UNITED STATES
SECURITIES AND EXCHANGE COMMISSION
WASHINGTON, D.C. 20549
 
FORM 8-K
 
CURRENT REPORT PURSUANT TO SECTION 13 OR 15(D) OF
THE SECURITIES EXCHANGE ACT OF 1934
 
DATE OF REPORT: October 21, 2016
DATE OF EARLIEST EVENT REPORTED: October 21, 2016
 
001-35922
(Commission file number)
 
PEDEVCO CORP.
(Exact name of registrant as specified in its charter)
 
Texas
22-3755993
(State or other jurisdiction of
incorporation or organization)
(IRS Employer Identification
No.)
 
4125 Blackhawk Plaza Circle, Suite 201
Danville, California 94506
 (Address of principal executive offices)
 
(855) 733-3826
(Issuer’s telephone number)
 
Check the appropriate box below if the Form 8-K filing is intended to simultaneously satisfy the filing obligation of the registrant under any of the following provisions (see General Instruction A.2. below):
 
Written communications pursuant to Rule 425 under the Securities Act (17 CFR 230.425)
 
 
Soliciting material pursuant to Rule 14a-12 under the Exchange Act (17 CFR 240.14a-12)
 
 
Pre-commencement communications pursuant to Rule 14d-2(b) under the Exchange Act (17 CFR 240.14d-2(b))
 
 
Pre-commencement communications pursuant to Rule 13e-4(c) under the Exchange Act (17 CFR 240.13e-4(c))
  

 
 
 
ITEM 5.03 AMENDMENTS TO ARTICLES OF INCORPORATION OR BYLAWS; CHANGE IN FISCAL YEAR.
 
On October 21, 2016, the Board of Directors of PEDEVCO Corp. (the “ Company ”), amended the Company’s amended and restated bylaws (the “ Bylaws ”), effective immediately, to reduce the number of shares necessary to constitute a quorum at any meeting of the Company’s stockholders from a ‘majority’ to ‘33 1/3%’, of all shares of stock entitled to vote at any meeting of the Company’s stockholders, present in person or by proxy .
The foregoing description of the amendment to the Bylaws does not purport to be complete and is qualified in its entirety by reference to the amendment to the Bylaws, a copy of which is attached as Exhibit 3.1 to this Current Report on Form 8-K and incorporated herein by reference.
ITEM 9.01
  FINANCIAL STATEMENTS AND EXHIBITS.
 
(d) Exhibits.
Exhibit No.
Description
Amendment to the Bylaws (October 21, 2016)
* Filed herewith. 
 
 
 
 
 
 
 
 
SIGNATURES
 
Pursuant to the requirements of the Securities Exchange Act of 1934, the Registrant has duly caused this report to be signed on its behalf by the undersigned thereunto duly authorized.
 
 
 
PEDEVCO CORP.
 
 
 
 
 
Date: October 21, 2016
By:  
/ s/Michael L. Peterson
 
 
 
Michael L. Peterson
 
 
 
President and Chief Executive Officer
 
 
 
 
 
 
 
EXHIBIT INDEX
 
Exhibit No.
Description
Amendment to the Bylaws (October 21, 2016)
* Filed herewith. 
 
 
 
 
 
 

 
Exhibit 3.1
AMENDMENT TO THE BYLAWS
OF
PEDEVCO CORP.
 
Effective October 21, 2016, Section 3.8 of the Bylaws of PEDEVCO Corp. (the “Company”), as amended and restated to date, is hereby amended and restated in its entirety as follows:
“3.8            Quorum . Except as otherwise required by law, the holders of 33 1/3% of all of the shares of the stock entitled to vote at the meeting, present in person or by proxy, shall constitute a quorum for all purposes at any meeting of the Stockholders.
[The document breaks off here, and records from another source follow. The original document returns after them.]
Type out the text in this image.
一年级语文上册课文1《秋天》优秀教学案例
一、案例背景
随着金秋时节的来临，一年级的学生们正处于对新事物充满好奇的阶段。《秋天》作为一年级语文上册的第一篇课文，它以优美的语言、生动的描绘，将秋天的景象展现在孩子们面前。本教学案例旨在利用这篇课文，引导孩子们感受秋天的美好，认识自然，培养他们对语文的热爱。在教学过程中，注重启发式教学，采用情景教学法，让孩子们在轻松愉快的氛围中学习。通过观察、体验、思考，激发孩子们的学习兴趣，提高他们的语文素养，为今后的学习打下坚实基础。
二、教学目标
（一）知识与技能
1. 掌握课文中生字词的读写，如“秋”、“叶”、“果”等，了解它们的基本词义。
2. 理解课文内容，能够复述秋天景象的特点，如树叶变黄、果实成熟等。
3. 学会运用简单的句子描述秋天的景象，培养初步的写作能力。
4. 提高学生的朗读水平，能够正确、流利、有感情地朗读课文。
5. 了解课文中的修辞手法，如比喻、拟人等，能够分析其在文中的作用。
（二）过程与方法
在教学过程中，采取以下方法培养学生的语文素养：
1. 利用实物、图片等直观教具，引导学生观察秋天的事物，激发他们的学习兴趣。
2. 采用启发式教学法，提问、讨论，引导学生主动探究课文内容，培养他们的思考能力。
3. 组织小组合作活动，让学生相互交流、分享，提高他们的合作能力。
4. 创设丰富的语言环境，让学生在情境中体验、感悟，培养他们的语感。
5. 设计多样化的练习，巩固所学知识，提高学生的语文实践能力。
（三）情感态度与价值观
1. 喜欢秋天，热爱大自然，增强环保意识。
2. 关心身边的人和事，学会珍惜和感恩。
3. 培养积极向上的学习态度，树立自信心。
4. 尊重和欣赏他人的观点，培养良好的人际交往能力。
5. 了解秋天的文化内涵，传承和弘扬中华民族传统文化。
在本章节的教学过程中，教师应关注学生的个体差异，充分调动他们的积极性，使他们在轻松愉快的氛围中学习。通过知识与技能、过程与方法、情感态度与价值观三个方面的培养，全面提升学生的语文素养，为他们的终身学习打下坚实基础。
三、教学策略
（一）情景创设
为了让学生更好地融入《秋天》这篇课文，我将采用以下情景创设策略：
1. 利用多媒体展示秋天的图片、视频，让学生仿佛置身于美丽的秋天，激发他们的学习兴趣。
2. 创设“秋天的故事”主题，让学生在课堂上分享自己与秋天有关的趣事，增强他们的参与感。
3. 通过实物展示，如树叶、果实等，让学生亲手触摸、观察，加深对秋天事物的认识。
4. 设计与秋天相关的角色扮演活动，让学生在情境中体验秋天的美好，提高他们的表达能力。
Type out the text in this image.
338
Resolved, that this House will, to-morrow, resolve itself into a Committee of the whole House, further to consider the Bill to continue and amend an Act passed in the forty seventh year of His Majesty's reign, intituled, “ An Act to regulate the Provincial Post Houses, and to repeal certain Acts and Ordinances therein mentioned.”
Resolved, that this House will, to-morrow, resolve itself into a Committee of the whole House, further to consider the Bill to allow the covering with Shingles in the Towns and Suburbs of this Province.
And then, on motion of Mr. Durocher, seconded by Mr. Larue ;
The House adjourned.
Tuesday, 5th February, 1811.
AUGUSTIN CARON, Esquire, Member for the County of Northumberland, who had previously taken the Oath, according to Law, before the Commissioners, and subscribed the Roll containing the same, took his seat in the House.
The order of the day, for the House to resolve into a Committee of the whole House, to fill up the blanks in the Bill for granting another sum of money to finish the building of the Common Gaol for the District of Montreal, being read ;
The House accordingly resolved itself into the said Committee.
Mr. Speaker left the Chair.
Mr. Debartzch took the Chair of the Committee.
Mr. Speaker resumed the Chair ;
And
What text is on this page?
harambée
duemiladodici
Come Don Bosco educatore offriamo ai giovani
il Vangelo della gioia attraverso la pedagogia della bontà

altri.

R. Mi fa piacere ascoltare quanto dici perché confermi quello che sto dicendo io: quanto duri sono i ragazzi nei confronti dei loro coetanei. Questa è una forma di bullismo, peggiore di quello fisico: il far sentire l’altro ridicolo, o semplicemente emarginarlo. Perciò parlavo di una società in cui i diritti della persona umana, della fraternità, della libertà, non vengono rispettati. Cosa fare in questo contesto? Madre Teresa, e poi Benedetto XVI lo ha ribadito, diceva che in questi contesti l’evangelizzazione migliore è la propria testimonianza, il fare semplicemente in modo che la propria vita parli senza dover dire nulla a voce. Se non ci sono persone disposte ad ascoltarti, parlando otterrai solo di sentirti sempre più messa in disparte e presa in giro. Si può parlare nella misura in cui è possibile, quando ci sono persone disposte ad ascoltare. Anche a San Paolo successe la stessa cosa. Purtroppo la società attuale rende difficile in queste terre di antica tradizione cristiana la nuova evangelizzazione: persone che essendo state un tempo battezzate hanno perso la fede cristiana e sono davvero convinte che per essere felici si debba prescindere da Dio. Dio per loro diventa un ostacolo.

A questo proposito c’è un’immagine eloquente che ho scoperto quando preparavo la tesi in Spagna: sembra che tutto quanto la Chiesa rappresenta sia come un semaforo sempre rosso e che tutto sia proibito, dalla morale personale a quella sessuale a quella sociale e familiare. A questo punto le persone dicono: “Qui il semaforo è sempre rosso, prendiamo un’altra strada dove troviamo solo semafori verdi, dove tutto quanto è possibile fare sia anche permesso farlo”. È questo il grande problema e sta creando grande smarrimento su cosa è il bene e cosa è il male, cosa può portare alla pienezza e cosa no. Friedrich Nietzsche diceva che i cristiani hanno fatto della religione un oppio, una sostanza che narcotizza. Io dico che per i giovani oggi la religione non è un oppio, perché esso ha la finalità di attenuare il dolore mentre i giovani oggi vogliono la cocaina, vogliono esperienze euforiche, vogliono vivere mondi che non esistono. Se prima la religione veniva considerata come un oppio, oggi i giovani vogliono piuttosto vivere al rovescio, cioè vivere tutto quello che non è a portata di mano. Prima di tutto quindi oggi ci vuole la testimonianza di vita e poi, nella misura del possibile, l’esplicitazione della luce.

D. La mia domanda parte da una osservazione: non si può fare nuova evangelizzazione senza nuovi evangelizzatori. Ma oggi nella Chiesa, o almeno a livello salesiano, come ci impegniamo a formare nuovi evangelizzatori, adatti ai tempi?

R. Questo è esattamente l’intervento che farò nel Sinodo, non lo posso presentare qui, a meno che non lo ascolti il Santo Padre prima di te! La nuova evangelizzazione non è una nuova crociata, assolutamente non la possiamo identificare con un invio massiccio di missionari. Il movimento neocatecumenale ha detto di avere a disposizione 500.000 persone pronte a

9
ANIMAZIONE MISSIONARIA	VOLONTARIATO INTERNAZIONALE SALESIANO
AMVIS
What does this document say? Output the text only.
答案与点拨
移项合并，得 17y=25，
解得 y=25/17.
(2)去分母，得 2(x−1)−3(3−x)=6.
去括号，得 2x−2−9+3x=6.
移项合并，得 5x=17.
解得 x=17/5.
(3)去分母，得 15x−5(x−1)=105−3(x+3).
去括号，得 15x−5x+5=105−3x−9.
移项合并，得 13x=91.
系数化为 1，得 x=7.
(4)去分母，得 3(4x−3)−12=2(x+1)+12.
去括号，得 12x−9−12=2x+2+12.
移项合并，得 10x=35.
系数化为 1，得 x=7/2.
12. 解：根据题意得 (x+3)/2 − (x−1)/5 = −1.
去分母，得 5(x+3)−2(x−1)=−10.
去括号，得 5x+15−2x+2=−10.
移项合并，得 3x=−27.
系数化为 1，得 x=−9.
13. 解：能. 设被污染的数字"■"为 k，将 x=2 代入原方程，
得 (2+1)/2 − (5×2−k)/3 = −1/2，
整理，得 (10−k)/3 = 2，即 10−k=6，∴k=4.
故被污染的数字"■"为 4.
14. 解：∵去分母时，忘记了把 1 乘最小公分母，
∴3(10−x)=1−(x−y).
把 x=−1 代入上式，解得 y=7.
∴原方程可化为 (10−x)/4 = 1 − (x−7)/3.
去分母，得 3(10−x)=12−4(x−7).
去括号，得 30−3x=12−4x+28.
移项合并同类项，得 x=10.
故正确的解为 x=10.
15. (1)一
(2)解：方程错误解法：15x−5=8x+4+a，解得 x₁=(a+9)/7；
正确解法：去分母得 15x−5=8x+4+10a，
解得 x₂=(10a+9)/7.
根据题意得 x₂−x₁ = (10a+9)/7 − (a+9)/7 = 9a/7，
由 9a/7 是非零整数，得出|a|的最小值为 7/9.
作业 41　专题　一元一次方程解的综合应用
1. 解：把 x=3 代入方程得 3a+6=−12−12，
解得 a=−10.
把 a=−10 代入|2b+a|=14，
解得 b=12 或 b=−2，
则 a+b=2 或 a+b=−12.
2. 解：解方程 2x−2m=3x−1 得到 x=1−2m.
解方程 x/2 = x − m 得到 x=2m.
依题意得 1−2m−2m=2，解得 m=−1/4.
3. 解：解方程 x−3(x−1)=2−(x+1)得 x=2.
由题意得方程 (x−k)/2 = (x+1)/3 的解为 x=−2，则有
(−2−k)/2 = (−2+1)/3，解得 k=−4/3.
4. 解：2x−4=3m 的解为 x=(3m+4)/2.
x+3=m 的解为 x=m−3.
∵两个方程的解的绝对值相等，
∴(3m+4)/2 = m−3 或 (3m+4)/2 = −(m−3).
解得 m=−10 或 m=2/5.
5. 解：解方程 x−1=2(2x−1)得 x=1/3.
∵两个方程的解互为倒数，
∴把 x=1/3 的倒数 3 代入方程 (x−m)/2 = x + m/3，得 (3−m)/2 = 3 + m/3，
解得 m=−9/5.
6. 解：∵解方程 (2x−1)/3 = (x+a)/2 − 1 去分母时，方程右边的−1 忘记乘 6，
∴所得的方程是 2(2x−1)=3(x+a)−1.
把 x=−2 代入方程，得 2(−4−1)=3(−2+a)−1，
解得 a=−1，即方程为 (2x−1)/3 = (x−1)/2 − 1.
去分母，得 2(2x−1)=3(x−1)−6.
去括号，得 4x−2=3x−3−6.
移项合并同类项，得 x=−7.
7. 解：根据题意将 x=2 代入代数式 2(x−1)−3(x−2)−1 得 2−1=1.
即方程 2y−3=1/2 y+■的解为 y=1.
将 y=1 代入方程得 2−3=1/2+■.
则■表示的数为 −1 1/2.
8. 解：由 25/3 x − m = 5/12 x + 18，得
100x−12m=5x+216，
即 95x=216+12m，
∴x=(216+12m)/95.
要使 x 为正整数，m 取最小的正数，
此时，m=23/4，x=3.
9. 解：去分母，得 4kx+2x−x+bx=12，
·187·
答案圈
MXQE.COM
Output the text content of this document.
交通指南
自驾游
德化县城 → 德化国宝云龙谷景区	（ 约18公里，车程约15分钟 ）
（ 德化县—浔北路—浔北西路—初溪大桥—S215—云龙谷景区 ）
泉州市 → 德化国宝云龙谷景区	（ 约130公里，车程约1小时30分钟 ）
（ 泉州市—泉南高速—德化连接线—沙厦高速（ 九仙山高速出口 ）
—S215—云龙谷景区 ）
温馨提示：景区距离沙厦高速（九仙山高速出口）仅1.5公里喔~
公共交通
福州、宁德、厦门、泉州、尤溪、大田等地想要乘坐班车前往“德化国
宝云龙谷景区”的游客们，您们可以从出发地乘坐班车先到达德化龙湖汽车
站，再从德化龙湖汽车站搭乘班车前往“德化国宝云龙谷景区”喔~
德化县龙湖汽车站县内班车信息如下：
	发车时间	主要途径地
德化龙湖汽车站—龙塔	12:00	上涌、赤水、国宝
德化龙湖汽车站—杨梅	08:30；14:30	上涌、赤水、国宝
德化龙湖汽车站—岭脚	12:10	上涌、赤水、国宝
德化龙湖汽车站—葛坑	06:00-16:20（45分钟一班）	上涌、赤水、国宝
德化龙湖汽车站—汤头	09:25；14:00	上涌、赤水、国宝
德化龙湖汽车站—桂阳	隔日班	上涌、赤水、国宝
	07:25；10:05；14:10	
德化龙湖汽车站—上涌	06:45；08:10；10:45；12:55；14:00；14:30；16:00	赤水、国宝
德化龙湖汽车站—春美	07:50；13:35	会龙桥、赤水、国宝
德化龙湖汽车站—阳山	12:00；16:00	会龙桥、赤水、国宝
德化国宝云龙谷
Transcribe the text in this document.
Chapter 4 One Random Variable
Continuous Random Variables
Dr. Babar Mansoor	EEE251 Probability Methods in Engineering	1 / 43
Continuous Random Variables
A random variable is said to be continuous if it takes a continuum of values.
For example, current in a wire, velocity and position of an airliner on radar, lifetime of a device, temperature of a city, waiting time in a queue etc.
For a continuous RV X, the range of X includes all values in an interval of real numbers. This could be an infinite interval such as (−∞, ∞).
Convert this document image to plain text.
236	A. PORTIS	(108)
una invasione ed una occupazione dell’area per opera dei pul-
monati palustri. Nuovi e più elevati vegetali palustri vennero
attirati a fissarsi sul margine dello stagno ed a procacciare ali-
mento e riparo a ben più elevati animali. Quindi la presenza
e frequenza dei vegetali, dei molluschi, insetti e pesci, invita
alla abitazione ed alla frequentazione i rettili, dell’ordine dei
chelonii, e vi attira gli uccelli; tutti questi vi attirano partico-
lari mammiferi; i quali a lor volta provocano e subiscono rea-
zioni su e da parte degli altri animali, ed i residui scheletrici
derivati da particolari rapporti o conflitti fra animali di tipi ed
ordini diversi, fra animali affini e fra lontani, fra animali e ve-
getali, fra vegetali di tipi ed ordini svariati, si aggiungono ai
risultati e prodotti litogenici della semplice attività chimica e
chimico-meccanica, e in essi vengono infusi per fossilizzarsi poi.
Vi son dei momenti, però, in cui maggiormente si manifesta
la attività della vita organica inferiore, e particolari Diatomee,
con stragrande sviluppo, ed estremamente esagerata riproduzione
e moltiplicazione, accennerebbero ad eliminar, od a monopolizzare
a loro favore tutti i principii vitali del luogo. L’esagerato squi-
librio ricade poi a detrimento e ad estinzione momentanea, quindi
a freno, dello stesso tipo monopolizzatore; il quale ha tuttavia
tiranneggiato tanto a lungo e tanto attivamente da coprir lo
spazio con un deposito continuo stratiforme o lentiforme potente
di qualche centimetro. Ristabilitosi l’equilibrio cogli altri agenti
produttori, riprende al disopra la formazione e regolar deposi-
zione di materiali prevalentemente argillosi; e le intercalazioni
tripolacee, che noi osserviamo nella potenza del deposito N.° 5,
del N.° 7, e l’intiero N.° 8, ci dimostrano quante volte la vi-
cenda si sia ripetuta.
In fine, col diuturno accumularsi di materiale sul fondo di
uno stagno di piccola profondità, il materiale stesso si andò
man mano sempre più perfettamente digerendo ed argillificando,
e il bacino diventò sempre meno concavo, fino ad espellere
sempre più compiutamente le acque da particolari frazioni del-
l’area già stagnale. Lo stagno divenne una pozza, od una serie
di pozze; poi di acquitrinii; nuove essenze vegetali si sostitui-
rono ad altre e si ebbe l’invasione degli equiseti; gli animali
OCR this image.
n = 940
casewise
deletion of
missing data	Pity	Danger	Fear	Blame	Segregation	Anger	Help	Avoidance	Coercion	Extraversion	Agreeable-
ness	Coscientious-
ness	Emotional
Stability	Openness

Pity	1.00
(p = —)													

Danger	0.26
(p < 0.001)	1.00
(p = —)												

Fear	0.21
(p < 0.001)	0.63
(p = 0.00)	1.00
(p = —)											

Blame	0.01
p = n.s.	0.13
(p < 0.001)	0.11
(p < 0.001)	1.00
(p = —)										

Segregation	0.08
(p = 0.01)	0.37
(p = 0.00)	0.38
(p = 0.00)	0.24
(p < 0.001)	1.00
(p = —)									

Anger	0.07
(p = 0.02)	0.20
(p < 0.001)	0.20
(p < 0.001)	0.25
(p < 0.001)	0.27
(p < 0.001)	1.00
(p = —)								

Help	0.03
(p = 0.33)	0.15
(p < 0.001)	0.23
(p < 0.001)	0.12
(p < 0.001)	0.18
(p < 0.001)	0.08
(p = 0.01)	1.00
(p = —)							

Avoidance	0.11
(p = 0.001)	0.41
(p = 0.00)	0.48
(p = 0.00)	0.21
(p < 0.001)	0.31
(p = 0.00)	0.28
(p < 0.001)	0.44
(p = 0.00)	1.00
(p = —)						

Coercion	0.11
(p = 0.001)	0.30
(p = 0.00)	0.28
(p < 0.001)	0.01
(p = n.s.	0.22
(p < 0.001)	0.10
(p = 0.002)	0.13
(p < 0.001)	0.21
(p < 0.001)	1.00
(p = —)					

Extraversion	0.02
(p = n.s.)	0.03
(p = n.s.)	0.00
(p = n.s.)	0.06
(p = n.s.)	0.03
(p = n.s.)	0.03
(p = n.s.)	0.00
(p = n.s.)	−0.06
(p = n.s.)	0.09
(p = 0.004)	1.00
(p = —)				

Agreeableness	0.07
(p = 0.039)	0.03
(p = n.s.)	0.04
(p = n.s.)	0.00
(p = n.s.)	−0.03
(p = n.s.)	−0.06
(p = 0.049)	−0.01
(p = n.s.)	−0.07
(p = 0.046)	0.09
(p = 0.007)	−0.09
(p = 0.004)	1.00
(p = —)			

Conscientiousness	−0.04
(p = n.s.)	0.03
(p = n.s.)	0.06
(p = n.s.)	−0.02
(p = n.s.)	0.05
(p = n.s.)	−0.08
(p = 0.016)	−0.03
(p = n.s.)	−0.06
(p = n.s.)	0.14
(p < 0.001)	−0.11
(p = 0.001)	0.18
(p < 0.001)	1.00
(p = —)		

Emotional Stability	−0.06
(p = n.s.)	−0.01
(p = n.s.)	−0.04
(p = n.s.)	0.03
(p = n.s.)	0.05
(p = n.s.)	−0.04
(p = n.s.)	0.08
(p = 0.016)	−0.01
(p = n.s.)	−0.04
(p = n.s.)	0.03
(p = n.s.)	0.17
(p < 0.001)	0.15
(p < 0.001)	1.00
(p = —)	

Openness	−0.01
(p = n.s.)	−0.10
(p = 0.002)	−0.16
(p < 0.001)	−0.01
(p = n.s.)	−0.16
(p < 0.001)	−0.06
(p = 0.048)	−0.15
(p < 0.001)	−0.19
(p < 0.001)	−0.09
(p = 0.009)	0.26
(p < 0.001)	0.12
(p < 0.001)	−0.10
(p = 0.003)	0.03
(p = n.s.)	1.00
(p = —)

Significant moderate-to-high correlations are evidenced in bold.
In the absence of a quorum at any meeting or any adjournment thereof, the holders of a majority of the shares of stock entitled to vote who are present, in person or by proxy, or, in the absence therefrom of all the Stockholders, any officer entitled to preside at, or to act as secretary of, such meeting may adjourn such meeting to another place, date or time.
If the chairman of the meeting gives notice of any adjourned special meeting of Stockholders to all Stockholders entitled to vote thereat, stating that the minimum percentage of stockholders for a quorum provided by Texas law shall constitute a quorum, then, except as otherwise required by law, that percentage at such adjourned meeting shall constitute a quorum and a majority of the votes cast at such meeting shall determine all matters.”